Power Play: AOL Acquires Advertising.com
The purchase of Advertising.com is AOL's first major acquisition since the dot-com bust of 2000. According to the company, the deal increases AOL's ad audience to 140 million uniques per month. Advertising.com will also offer AOL new ad technologies, including behavioral targeting and online video commercials. AOL has traditionally focused on search and cost per thousand-based (CPM) transactions, and has had difficulty accepting rich media formats. As properties on its network segue to HTML and it brings more broadband programming to market, AOL will use Advertising.com to deliver and target an array of rich media and broadband video ads.
In recent years, the Dulles, Va.-based company has struggled with advertising sales. Ad revenue fell 40 percent in 2003 and 5 percent year-over-year in the first quarter due to economic conditions in the ad market, and the ongoing burn-off of so-called "backlog" multi-year ad deals.
In a conference call with the media and Wall Street analysts on Thursday, AOL Chairman Jonathan Miller said that the acquisition of Advertising.com, coupled with the resurgence of the online advertising industry and the demand for targeting technologies will aid the company's turnaround. He added that Advertising.com will continue to operate as a stand-alone entity much like Yahoo! and its search services provider Overture.
Advertising.com mainly buys CPM inventory from Web publishers, search engines, and email publishers, and resells that inventory on a cost-per-acquisition or pay-for-performance basis. It works with nearly 800 advertisers and 1,500 publishers. Its network reaches 110 million people each month, or 70 percent of the U.S. Internet population, which makes it the largest third-party advertising network on the Internet, according to comScore MediaMetrix.
Advertising.com CEO Scott Ferber noted that the company had filed for an initial public offering, but decided to pursue an acquisition after it was approached by AOL. "Now we will become bigger, faster," Ferber said.

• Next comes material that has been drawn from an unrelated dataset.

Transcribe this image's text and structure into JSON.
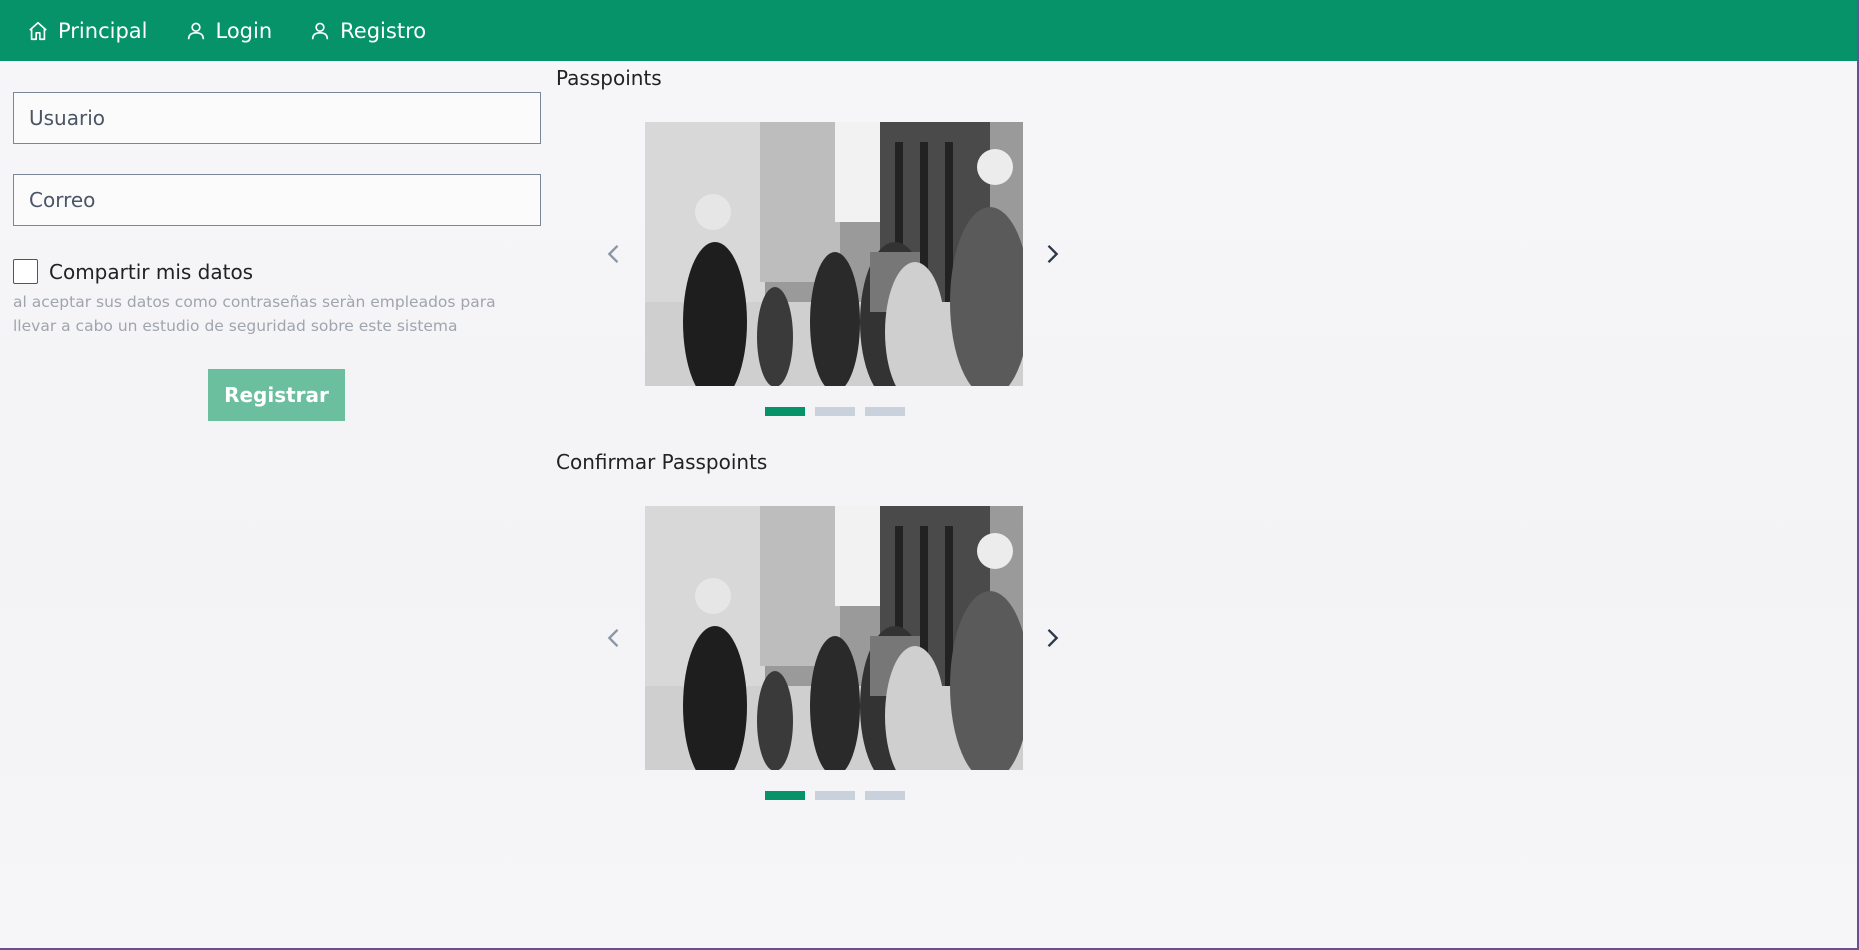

Wall Street analysts seem to agree that the acquisition is a good move for AOL. "We believe it sends a very important signal regarding [Time Warner's] willingness to invest in the AOL business, especially the high growth/high margin advertising segment, Merrill Lynch first vice president Jessica Reif Cohen said in a report. "We applaud the decision to invest in this strategic/advertising-based business, and believe investors will embrace this as a means to unlock value from the AOL segment."

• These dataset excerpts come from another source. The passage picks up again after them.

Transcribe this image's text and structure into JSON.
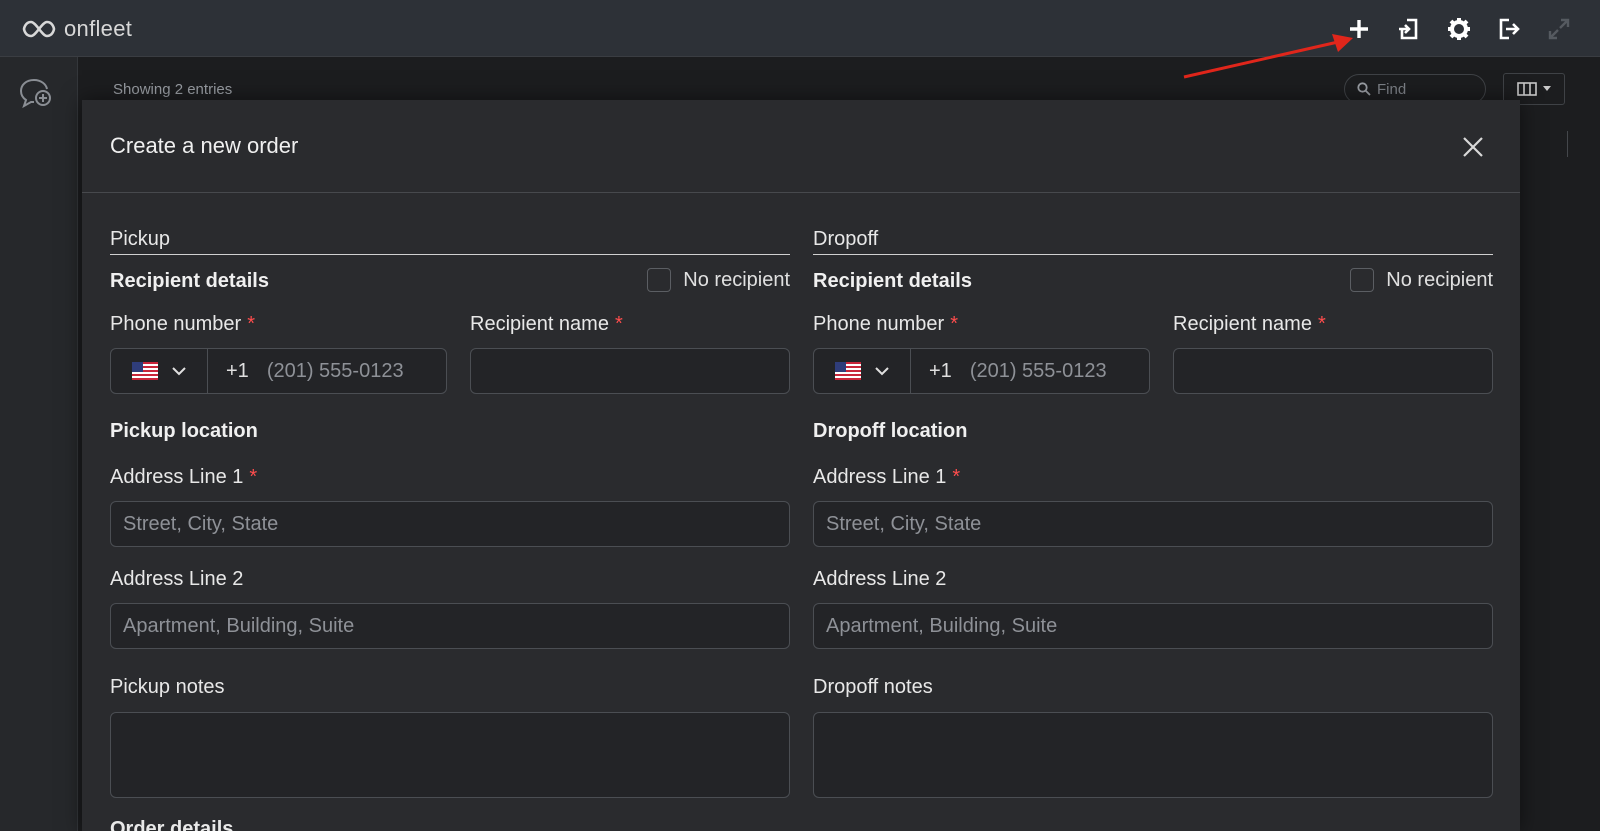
{
  "app": {
    "brand": "onfleet"
  },
  "topbar": {
    "icons": [
      "plus-icon",
      "import-icon",
      "gear-icon",
      "logout-icon",
      "expand-icon"
    ]
  },
  "background": {
    "entries_text": "Showing 2 entries",
    "find_placeholder": "Find"
  },
  "annotation": {
    "arrow_color": "#e0261b"
  },
  "modal": {
    "title": "Create a new order",
    "pickup": {
      "section_title": "Pickup",
      "recipient_title": "Recipient details",
      "no_recipient_label": "No recipient",
      "phone_label": "Phone number",
      "required_mark": "*",
      "country_code": "+1",
      "phone_placeholder": "(201) 555-0123",
      "name_label": "Recipient name",
      "location_title": "Pickup location",
      "addr1_label": "Address Line 1",
      "addr1_placeholder": "Street, City, State",
      "addr2_label": "Address Line 2",
      "addr2_placeholder": "Apartment, Building, Suite",
      "notes_label": "Pickup notes"
    },
    "dropoff": {
      "section_title": "Dropoff",
      "recipient_title": "Recipient details",
      "no_recipient_label": "No recipient",
      "phone_label": "Phone number",
      "required_mark": "*",
      "country_code": "+1",
      "phone_placeholder": "(201) 555-0123",
      "name_label": "Recipient name",
      "location_title": "Dropoff location",
      "addr1_label": "Address Line 1",
      "addr1_placeholder": "Street, City, State",
      "addr2_label": "Address Line 2",
      "addr2_placeholder": "Apartment, Building, Suite",
      "notes_label": "Dropoff notes"
    },
    "partial_next_section": "Order details"
  },
  "colors": {
    "required": "#ff4d4d",
    "modal_bg": "#2a2b2e",
    "topbar_bg": "#2d3137"
  }
}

In his report, CIBC World Markets CFA Michael Gallant said: "This is a smart acquisition, in our view, as it moves AOL deeper into the pay-for-performance area of visual online advertising--the fastest growing area of online advertising besides paid search." Gallant also added that the price, which might seem high, was "reasonable, in our view, given that Advertising.com is the leading company in a burgeoning growth area in pay-for-performance-based deals in visual advertising."
In 2003, Advertising.com's revenue was 132 million, an increase of 80 percent over the previous year.

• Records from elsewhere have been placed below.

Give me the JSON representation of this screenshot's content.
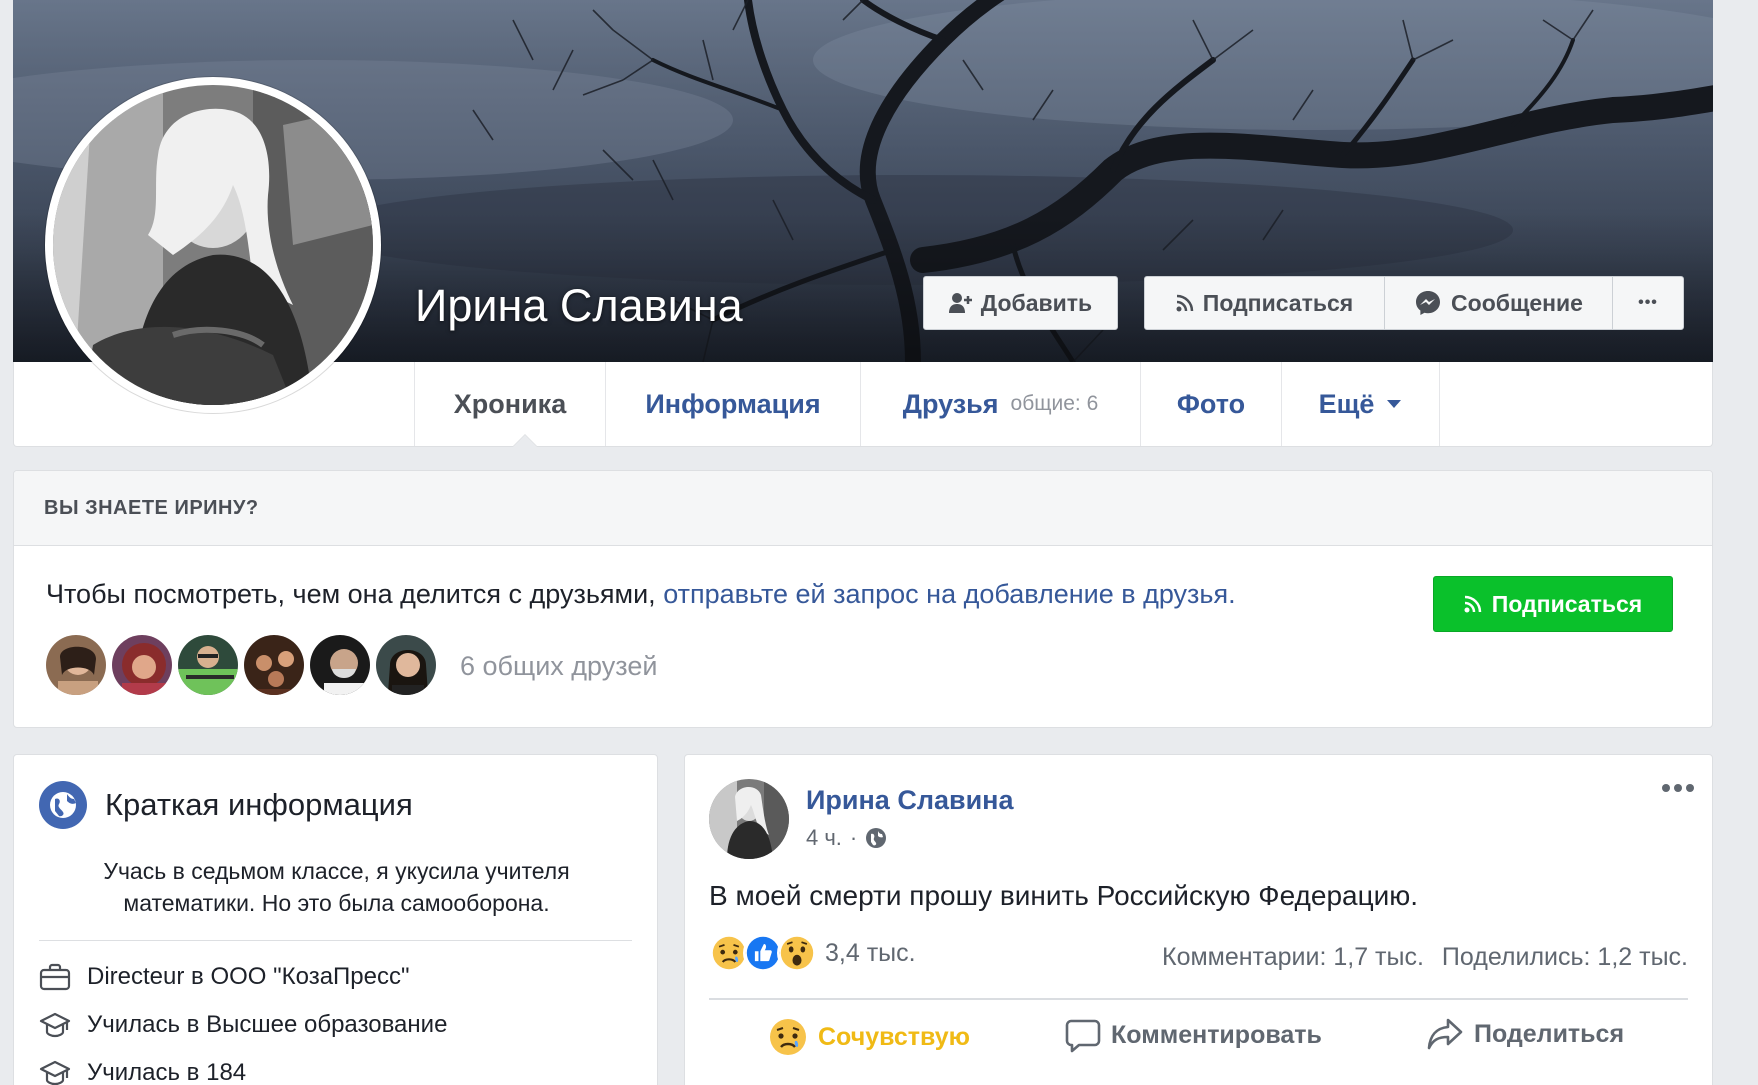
{
  "profile": {
    "name": "Ирина Славина"
  },
  "cover_buttons": {
    "add": "Добавить",
    "follow": "Подписаться",
    "message": "Сообщение",
    "more": "•••"
  },
  "tabs": [
    {
      "label": "Хроника"
    },
    {
      "label": "Информация"
    },
    {
      "label": "Друзья",
      "sub": "общие: 6"
    },
    {
      "label": "Фото"
    },
    {
      "label": "Ещё"
    }
  ],
  "know_card": {
    "header": "ВЫ ЗНАЕТЕ ИРИНУ?",
    "text": "Чтобы посмотреть, чем она делится с друзьями,",
    "link": "отправьте ей запрос на добавление в друзья.",
    "follow_button": "Подписаться",
    "mutual_friends": "6 общих друзей"
  },
  "intro": {
    "title": "Краткая информация",
    "bio": "Учась в седьмом классе, я укусила учителя математики. Но это была самооборона.",
    "rows": [
      {
        "icon": "briefcase-icon",
        "text": "Directeur в ООО \"КозаПресс\""
      },
      {
        "icon": "graduation-cap-icon",
        "text": "Училась в Высшее образование"
      },
      {
        "icon": "graduation-cap-icon",
        "text": "Училась в 184"
      }
    ]
  },
  "post": {
    "author": "Ирина Славина",
    "time": "4 ч.",
    "separator": "·",
    "text": "В моей смерти прошу винить Российскую Федерацию.",
    "reactions_count": "3,4 тыс.",
    "comments": "Комментарии: 1,7 тыс.",
    "shares": "Поделились: 1,2 тыс.",
    "actions": {
      "sympathize": "Сочувствую",
      "comment": "Комментировать",
      "share": "Поделиться"
    }
  },
  "colors": {
    "link": "#365899",
    "green": "#0ac12b",
    "background": "#e9ebee",
    "sympathize": "#f0ba15"
  }
}
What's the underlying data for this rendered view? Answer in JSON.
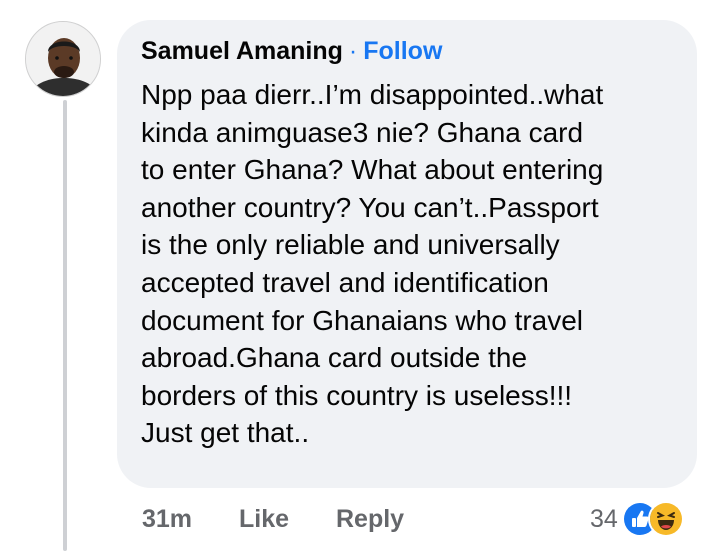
{
  "comment": {
    "author": "Samuel Amaning",
    "separator": "·",
    "follow_label": "Follow",
    "text": "Npp paa dierr..I’m disappointed..what\nkinda animguase3 nie? Ghana card\nto enter Ghana? What about entering\nanother country? You can’t..Passport\nis the only reliable and universally\naccepted travel and identification\ndocument for Ghanaians who travel\nabroad.Ghana card outside the\nborders of this country is useless!!!\nJust get that..",
    "time": "31m",
    "like_label": "Like",
    "reply_label": "Reply",
    "reaction_count": "34",
    "reactions": [
      "like-icon",
      "haha-icon"
    ]
  },
  "colors": {
    "bubble": "#f0f2f5",
    "link": "#1877f2",
    "meta": "#65676b",
    "text": "#050505"
  }
}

CEO Scott Ferber noted that Advertising.com typically competes with ValueClick and 24/7 Real Media. He said that Advertising.com is more focused on cost-per-acquisition than its competitors. However, 24/7 and ValueClick each aggregate publishers' web inventory and sell it to advertisers, like Advertising.com.
David Yovanno, general manager of ValueClick's U.S. Media Division, noted that there are several similarities between the AOL-Advertising.com deal and Yahoo!'s acquisition of Overture in 2003. Overture had lucrative partnerships with competitor MSN after its purchase, and while it maintained a partnership with MSN after the Yahoo! acquisition, the deal unraveled over time. According to Yovanno, Advertising.com finds itself in a similar situation, as it has outstanding deals with MSN and Yahoo!, which could have an adverse impact on the company's revenue.
Yovanno noted that his other concern with the deal is the fact that it is entirely cash-based, which leaves little incentive for Advertising.com executives to stay with the company after the acquisition is finalized.